- Global silver demand is forecast to reach 1.2 billion ounces in 2024, which would mark the second-highest level on record, the Silver Institute said in a recent report.
- "We think silver will have a terrific year, especially in terms of demand," the executive director of the Silver Institute said.
This could be a banner year for silver, with prices potentially hitting a decade-high.
Global silver demand is forecast to reach 1.2 billion ounces in 2024, which would mark the second-highest level on record, the Silver Institute said in a recent report.

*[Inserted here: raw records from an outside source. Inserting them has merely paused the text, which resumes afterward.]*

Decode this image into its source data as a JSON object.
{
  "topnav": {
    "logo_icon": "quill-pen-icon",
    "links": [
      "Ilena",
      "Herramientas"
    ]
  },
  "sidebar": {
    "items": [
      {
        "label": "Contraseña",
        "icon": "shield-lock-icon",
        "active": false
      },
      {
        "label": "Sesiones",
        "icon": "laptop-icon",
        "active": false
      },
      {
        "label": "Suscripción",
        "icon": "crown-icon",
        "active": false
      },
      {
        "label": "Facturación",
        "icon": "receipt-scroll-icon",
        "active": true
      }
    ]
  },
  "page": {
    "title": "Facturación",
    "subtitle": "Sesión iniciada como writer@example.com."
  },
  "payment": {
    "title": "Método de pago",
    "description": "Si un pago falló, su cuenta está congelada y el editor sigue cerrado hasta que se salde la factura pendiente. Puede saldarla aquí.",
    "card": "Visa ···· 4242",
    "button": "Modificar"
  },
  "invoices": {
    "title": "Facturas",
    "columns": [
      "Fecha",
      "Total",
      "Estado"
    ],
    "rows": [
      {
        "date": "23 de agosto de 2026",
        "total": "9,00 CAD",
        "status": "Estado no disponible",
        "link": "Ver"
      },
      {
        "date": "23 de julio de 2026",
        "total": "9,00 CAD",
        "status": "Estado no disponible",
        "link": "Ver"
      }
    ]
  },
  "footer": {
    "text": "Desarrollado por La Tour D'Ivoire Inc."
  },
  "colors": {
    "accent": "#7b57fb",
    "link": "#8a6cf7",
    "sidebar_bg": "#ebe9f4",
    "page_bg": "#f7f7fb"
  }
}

"Stronger industrial offtake is a principal catalyst for the rising global demand for the white metal, and the sector should hit a new annual high this year," said the institute, a nonprofit international association comprising various members across the silver industry. Silver is used primarily for industrial purposes and commonly incorporated in the manufacturing of automobiles, solar panels, jewelry and electronics.
"We think silver will have a terrific year, especially in terms of demand," Michael DiRienzo, executive director of the Silver Institute told CNBC. He expects silver prices to reach $30 per ounce, which would be a 10-year high, according to data from LSEG.
Silver, which was trading at $22.4 per ounce, last hit $30 in February 2013.
The institute sees a 9% climb in demand for silverware and a 6% rise in jewelry demand this year, with India expected to drive the jump in jewelry purchases. A projected recovery in consumer electronics is also poised to give the silver market an additional boost, the report stated.
That said, the institute noted that in the short term, a slowing Chinese economy and decreased odds of U.S. interest rate cuts early in the year could present a headwind to silver institutional investment.
However, the tides could turn in the second half of 2024, when most market watchers believe the U.S. Federal Reserve will start cutting rates.
Silver prices, like gold, tend to have an inverse relationship with interest rates. A higher interest rate environment hurts demand for silver and gold as the precious metals do not pay any interest, making them less appealing compared to alternative investments like bonds.
Silver carries the ignominious title of being gold's poorer cousin, but the two share a positive correlation when it comes to prices, albeit with a lag.
"Here's what usually happens with silver: it does move with gold, but it moves later," Randy Smallwood, CEO of Wheaton Precious Metals, told CNBC.
Due to silver's extensive industrial applications, its performance is tied closely to the health of the overall economy or business cycle. In contrast, gold prices usually rise during times of economic weakness or uncertainty.
In that vein, silver is more sensitive to economic changes and more volatile than gold. It tends to outperform the yellow metal during periods of strong economic expansion but underperforms when there is economic stress.
The relationship can be monitored through the gold-silver ratio, which tracks how many ounces of silver it takes to buy one ounce of gold. Currently, 90 ounces of silver are needed to purchase one ounce of gold.
"Gold will shoot up first and then you will see silver take off rapidly. And silver always outperforms. It's just late," said Smallwood, adding that a $50 mark for silver is possible, but only after gold moves through $2,200. Gold prices are currently at $2,034 per ounce.
Silver Institute's DiRienzo echoed similar sentiments: "Silver indeed could outperform gold, especially when the Fed begins to ease rates."